Just a quick question: Wouldn't usleep() invoke the interceptor and establish an unwanted synchronization?

usleep is not synchronization logically. So if the interceptor introduces any synchronization, then it's a bug that we will need to fix. Hopefully the tests will catch it, there are positive tests that must detect races and they should be pretty sensitive to any parasitic synchronization.

Also, this fails a single test on Linux for me, thread_name2.cc. I didn't investigate further.

How exactly does it fail? Please also run it as a stand-alone binary and post output.
FWIW I run linux tests 30 times before uploading this change. All passed.

It doesn't detect any race, the output is empty. FYI, it's an Ubuntu Server 15.10 machine.
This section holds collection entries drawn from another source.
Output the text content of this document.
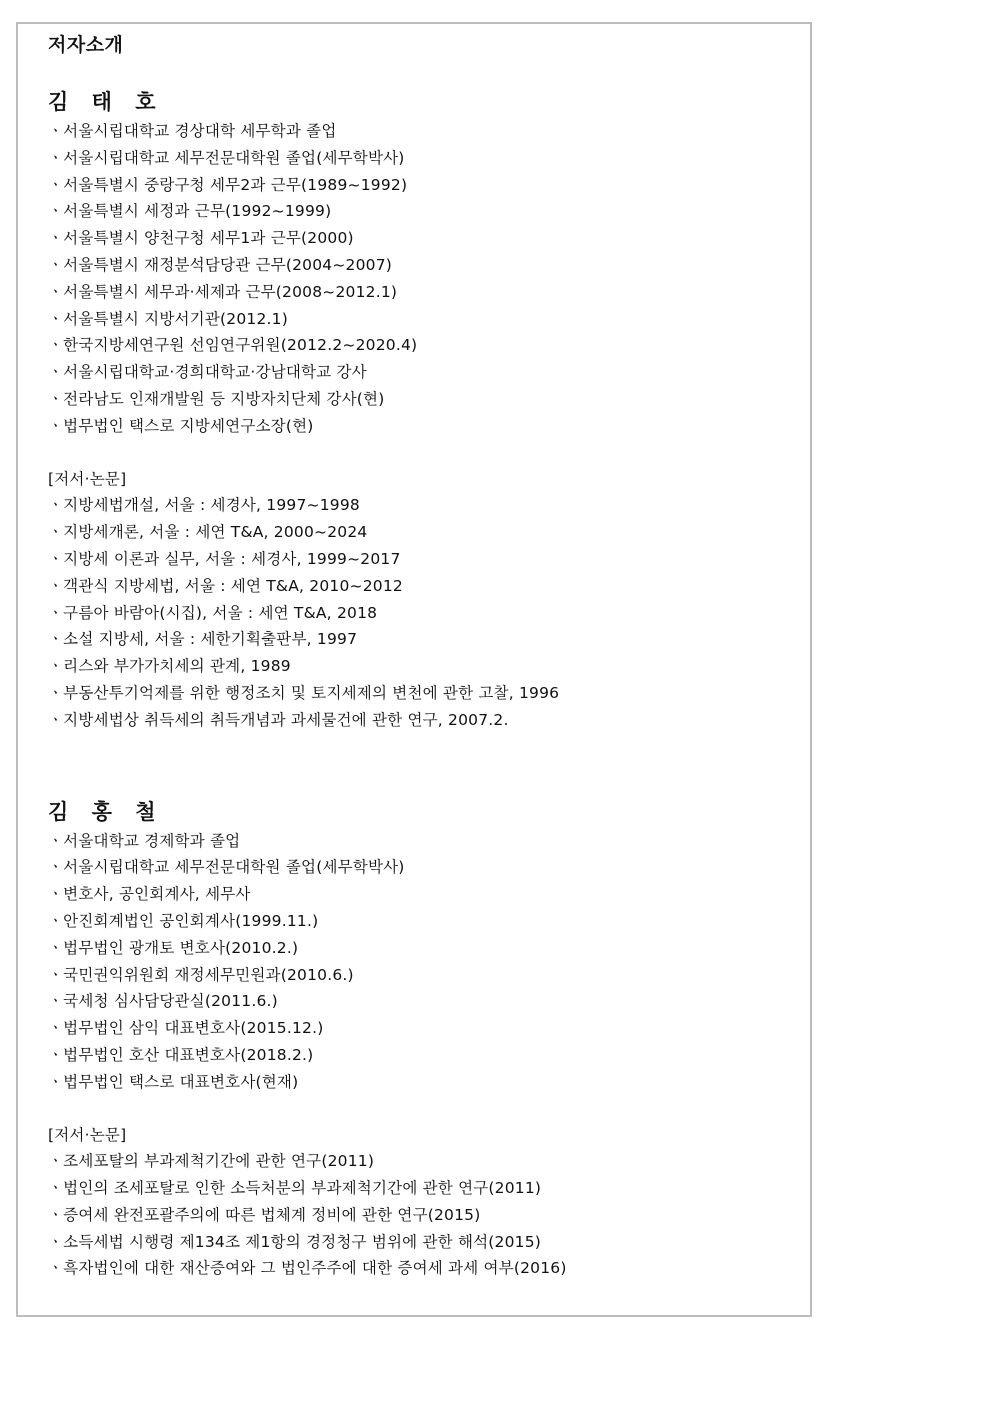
저자소개
김 태 호
ㆍ서울시립대학교 경상대학 세무학과 졸업
ㆍ서울시립대학교 세무전문대학원 졸업(세무학박사)
ㆍ서울특별시 중랑구청 세무2과 근무(1989~1992)
ㆍ서울특별시 세정과 근무(1992~1999)
ㆍ서울특별시 양천구청 세무1과 근무(2000)
ㆍ서울특별시 재정분석담당관 근무(2004~2007)
ㆍ서울특별시 세무과·세제과 근무(2008~2012.1)
ㆍ서울특별시 지방서기관(2012.1)
ㆍ한국지방세연구원 선임연구위원(2012.2~2020.4)
ㆍ서울시립대학교·경희대학교·강남대학교 강사
ㆍ전라남도 인재개발원 등 지방자치단체 강사(현)
ㆍ법무법인 택스로 지방세연구소장(현)

[저서·논문]

ㆍ지방세법개설, 서울 : 세경사, 1997~1998
ㆍ지방세개론, 서울 : 세연 T&A, 2000~2024
ㆍ지방세 이론과 실무, 서울 : 세경사, 1999~2017
ㆍ객관식 지방세법, 서울 : 세연 T&A, 2010~2012
ㆍ구름아 바람아(시집), 서울 : 세연 T&A, 2018
ㆍ소설 지방세, 서울 : 세한기획출판부, 1997
ㆍ리스와 부가가치세의 관계, 1989
ㆍ부동산투기억제를 위한 행정조치 및 토지세제의 변천에 관한 고찰, 1996
ㆍ지방세법상 취득세의 취득개념과 과세물건에 관한 연구, 2007.2.
김 홍 철
ㆍ서울대학교 경제학과 졸업
ㆍ서울시립대학교 세무전문대학원 졸업(세무학박사)
ㆍ변호사, 공인회계사, 세무사
ㆍ안진회계법인 공인회계사(1999.11.)
ㆍ법무법인 광개토 변호사(2010.2.)
ㆍ국민권익위원회 재정세무민원과(2010.6.)
ㆍ국세청 심사담당관실(2011.6.)
ㆍ법무법인 삼익 대표변호사(2015.12.)
ㆍ법무법인 호산 대표변호사(2018.2.)
ㆍ법무법인 택스로 대표변호사(현재)

[저서·논문]

ㆍ조세포탈의 부과제척기간에 관한 연구(2011)
ㆍ법인의 조세포탈로 인한 소득처분의 부과제척기간에 관한 연구(2011)
ㆍ증여세 완전포괄주의에 따른 법체계 정비에 관한 연구(2015)
ㆍ소득세법 시행령 제134조 제1항의 경정청구 범위에 관한 해석(2015)
ㆍ흑자법인에 대한 재산증여와 그 법인주주에 대한 증여세 과세 여부(2016)
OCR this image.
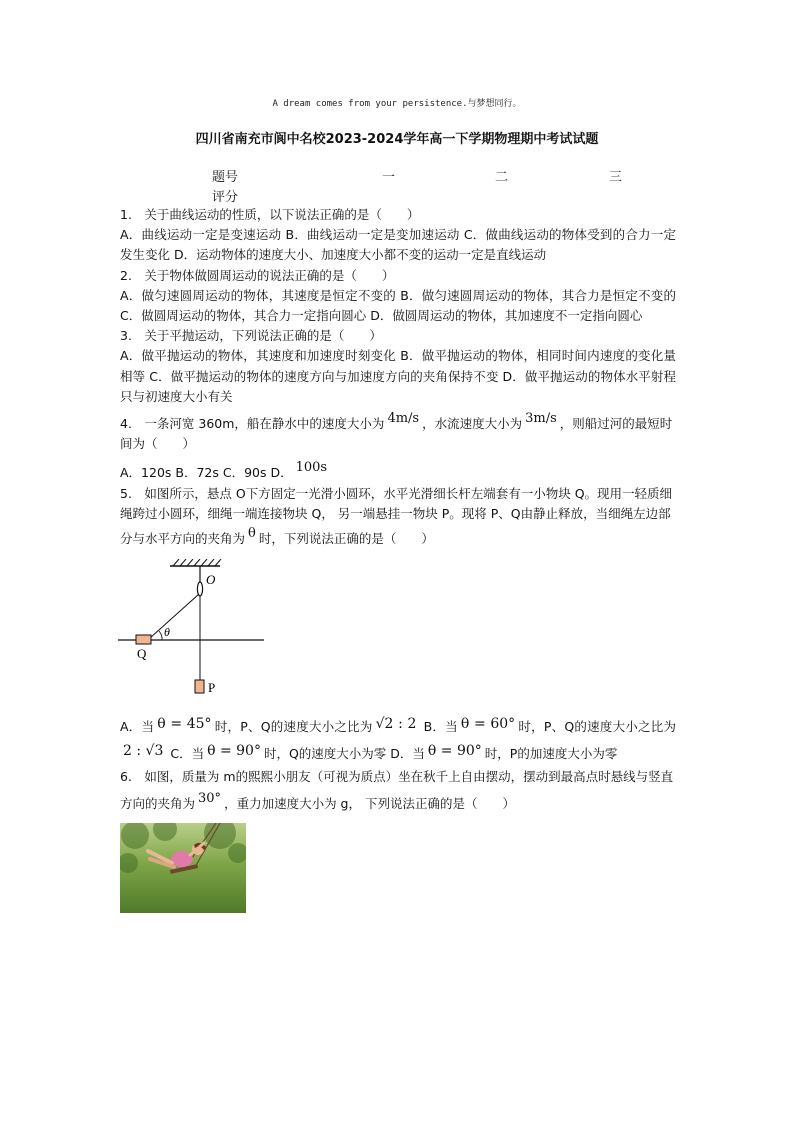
A dream comes from your persistence.与梦想同行。
四川省南充市阆中名校2023-2024学年高一下学期物理期中考试试题
题号	一	二	三
评分

1.　关于曲线运动的性质，以下说法正确的是（　　）

A．曲线运动一定是变速运动 B．曲线运动一定是变加速运动 C．做曲线运动的物体受到的合力一定发生变化 D．运动物体的速度大小、加速度大小都不变的运动一定是直线运动

2.　关于物体做圆周运动的说法正确的是（　　）

A．做匀速圆周运动的物体，其速度是恒定不变的 B．做匀速圆周运动的物体，其合力是恒定不变的 C．做圆周运动的物体，其合力一定指向圆心 D．做圆周运动的物体，其加速度不一定指向圆心

3.　关于平抛运动，下列说法正确的是（　　）

A．做平抛运动的物体，其速度和加速度时刻变化 B．做平抛运动的物体，相同时间内速度的变化量相等 C．做平抛运动的物体的速度方向与加速度方向的夹角保持不变 D．做平抛运动的物体水平射程只与初速度大小有关

4.　一条河宽 360m，船在静水中的速度大小为 4m/s ，水流速度大小为 3m/s ，则船过河的最短时间为（　　）

A．120s B．72s C．90s D． 100s

5.　如图所示，悬点 O下方固定一光滑小圆环，水平光滑细长杆左端套有一小物块 Q。现用一轻质细绳跨过小圆环，细绳一端连接物块 Q， 另一端悬挂一物块 P。现将 P、Q由静止释放，当细绳左边部分与水平方向的夹角为 θ 时，下列说法正确的是（　　）

O
θ
Q
P

A．当 θ = 45° 时，P、Q的速度大小之比为 √2 : 2 B．当 θ = 60° 时，P、Q的速度大小之比为2 : √3 C．当 θ = 90° 时，Q的速度大小为零 D．当 θ = 90° 时，P的加速度大小为零

6.　如图，质量为 m的熙熙小朋友（可视为质点）坐在秋千上自由摆动，摆动到最高点时悬线与竖直方向的夹角为 30° ，重力加速度大小为 g， 下列说法正确的是（　　）
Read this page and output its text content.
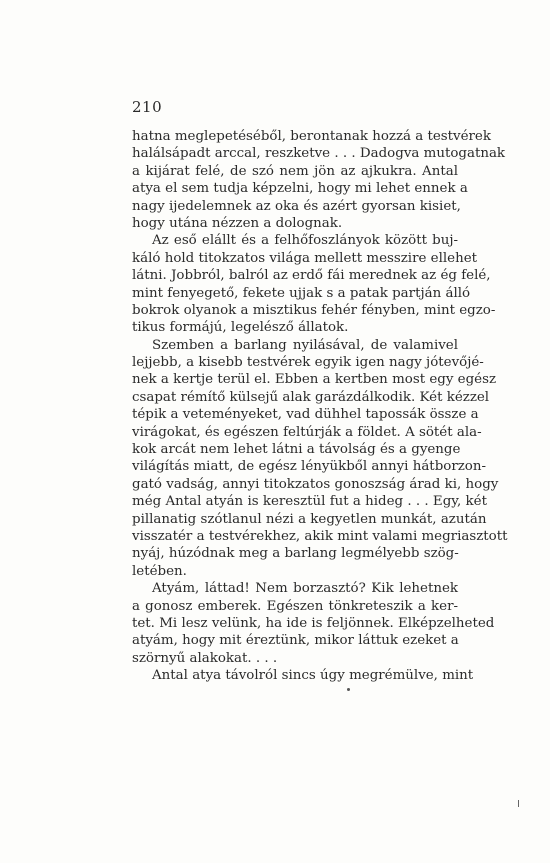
210
hatna meglepetéséből, berontanak hozzá a testvérek
halálsápadt arccal, reszketve . . . Dadogva mutogatnak
a kijárat felé, de szó nem jön az ajkukra. Antal
atya el sem tudja képzelni, hogy mi lehet ennek a
nagy ijedelemnek az oka és azért gyorsan kisiet,
hogy utána nézzen a dolognak.
Az eső elállt és a felhőfoszlányok között buj-
káló hold titokzatos világa mellett messzire ellehet
látni. Jobbról, balról az erdő fái merednek az ég felé,
mint fenyegető, fekete ujjak s a patak partján álló
bokrok olyanok a misztikus fehér fényben, mint egzo-
tikus formájú, legelésző állatok.
Szemben a barlang nyilásával, de valamivel
lejjebb, a kisebb testvérek egyik igen nagy jótevőjé-
nek a kertje terül el. Ebben a kertben most egy egész
csapat rémítő külsejű alak garázdálkodik. Két kézzel
tépik a veteményeket, vad dühhel tapossák össze a
virágokat, és egészen feltúrják a földet. A sötét ala-
kok arcát nem lehet látni a távolság és a gyenge
világítás miatt, de egész lényükből annyi hátborzon-
gató vadság, annyi titokzatos gonoszság árad ki, hogy
még Antal atyán is keresztül fut a hideg . . . Egy, két
pillanatig szótlanul nézi a kegyetlen munkát, azután
visszatér a testvérekhez, akik mint valami megriasztott
nyáj, húzódnak meg a barlang legmélyebb szög-
letében.
Atyám, láttad! Nem borzasztó? Kik lehetnek
a gonosz emberek. Egészen tönkreteszik a ker-
tet. Mi lesz velünk, ha ide is feljönnek. Elképzelheted
atyám, hogy mit éreztünk, mikor láttuk ezeket a
szörnyű alakokat. . . .
Antal atya távolról sincs úgy megrémülve, mint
Also, the test (thread_name2.cc) compiles under -O1. If I change it to -O0, -O2 or -O3, it passes (!).

Does changing 'int Global;' to 'long long Global;' fix it?

Or better change:
typedef unsigned invisible_barrier_t;
to:
typedef unsigned long long invisible_barrier_t;
in this patch.

dvyukov updated this revision to Diff 39510.Nov 6 2015, 3:45 AM
dvyukov edited edge metadata.

Does changing 'int Global;' to 'long long Global;' fix it?

Yes, this fixes it.

Or better change typedef unsigned invisible_barrier_t; to: typedef unsigned long long invisible_barrier_t;

This works as well.

What's going on here, can you explain it to me?

Or better change:
typedef unsigned invisible_barrier_t;
to:
typedef unsigned long long invisible_barrier_t;
in this patch.

Reuploaded this patch with this change. Should fix the issue.

The problem was that tsan shadow has 8-byte granularity. When I changed pthread_barrier_t (which is at least 8 bytes) to unsigned, it started being collocated with the Global variable in the same 8-bytes, and that caused shadow slot evictions for Global.

Ah, that makes sense. Thanks!

Committed in 252292

dvyukov closed this revision.Nov 6 2015, 3:55 AM

Follow up question: Wouldn't it be good to simply force all globals to be at least 8-aligned, when using -fsanitize=thread?